In April 2016, Mr Allnutt issued a claim in the Employment Tribunal alleging Unfair Dismissal and Age Discrimination. Those claims were unsuccessful, so he issued a claim in the Chancery Division seeking an order requiring the remaining shareholders to buy his shares and for compensation for the loss of his directorship.
In O'Neill v Phillips  1 WLR 1092, Lord Hoffman noted that fairness was the criterion by which the Court had to decide whether or not to grant relief, and that this should be measured against the company’s articles or what equity would regard as good faith. The Court also recalled that s.175 imposed an obligation to avoid a situation in which a director has an interest which conflicts or possibly may conflictwith the interest of the company. This required complete disclosure by a director, or the ‘informed consent’ of the company so as to acquiesce (the Duomatic principle).
Whereas the other directors had taken various hands-on roles in the pub’s management, Mr Allnutt was originally responsible for the website and for ordering wine and glasses. He held 10,000 shares, being 20% of the total (indicative of his initial capital contribution).
In 2013, Mr Allnutt’s friend and fellow shareholder Mr Oates retired from working behind the bar of the Nags Head, but continued behind the scenes. This upset Mr Allnutt, who had been considering his own retirement and was spending increasing amounts of time in Thailand.

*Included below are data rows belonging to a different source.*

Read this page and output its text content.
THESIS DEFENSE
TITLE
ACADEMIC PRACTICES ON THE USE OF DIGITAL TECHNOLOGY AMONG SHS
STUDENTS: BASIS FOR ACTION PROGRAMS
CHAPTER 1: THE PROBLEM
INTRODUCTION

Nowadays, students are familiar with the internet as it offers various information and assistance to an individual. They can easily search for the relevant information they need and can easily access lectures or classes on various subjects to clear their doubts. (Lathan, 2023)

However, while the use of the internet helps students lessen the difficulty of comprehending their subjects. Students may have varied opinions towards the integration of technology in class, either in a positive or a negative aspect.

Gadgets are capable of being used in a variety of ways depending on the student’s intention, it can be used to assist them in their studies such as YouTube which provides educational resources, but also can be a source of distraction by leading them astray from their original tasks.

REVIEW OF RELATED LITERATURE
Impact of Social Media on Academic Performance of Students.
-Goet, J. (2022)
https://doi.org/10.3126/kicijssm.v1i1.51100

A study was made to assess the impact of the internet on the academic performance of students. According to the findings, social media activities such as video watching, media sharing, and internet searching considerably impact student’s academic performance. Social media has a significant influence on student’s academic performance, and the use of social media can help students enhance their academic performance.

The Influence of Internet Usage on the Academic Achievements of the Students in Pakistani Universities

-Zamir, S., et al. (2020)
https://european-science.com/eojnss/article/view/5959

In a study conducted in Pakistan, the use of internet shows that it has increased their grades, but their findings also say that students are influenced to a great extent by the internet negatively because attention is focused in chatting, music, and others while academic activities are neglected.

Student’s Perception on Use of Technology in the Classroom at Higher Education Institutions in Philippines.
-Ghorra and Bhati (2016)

Mr Allnutt had discussed the purchase of the nearby Butler pub with the shareholders of the Nags Head, but they all declined. So, in July 2014 Mr Allnutt and a separate business partner acquired the freehold of the Butler and invested in its refurbishment and the implementation of a new range of beers which was made possible by buying out the beer tie (as had been done at the Nags Head).
Mr Allnutt argued that there was no real conflict or that it was implicitly approved. However, at trial, the Judge found that he was and remained involved in the strategy, investment and marketing of the Butler. By contrast he had had little to do with the Nags Head since he had walked out from a rowdy football crowd there, after which he had failed to complete the New Year’s Eve order. His role in the Nags Head had therefore diminished whilst his interest in the Butler developed, while he retained his 20% shareholding and directorship in its neighbouring rival.
The Judge therefore concluded that “Mr Allnutt’s involvement in the Butler was in manifest conflict with his duties as director of the Company. That conflict was at no stage approved by his fellow directors or shareholders, or otherwise consented to, or acquiesced in”. His claim was accordingly dismissed.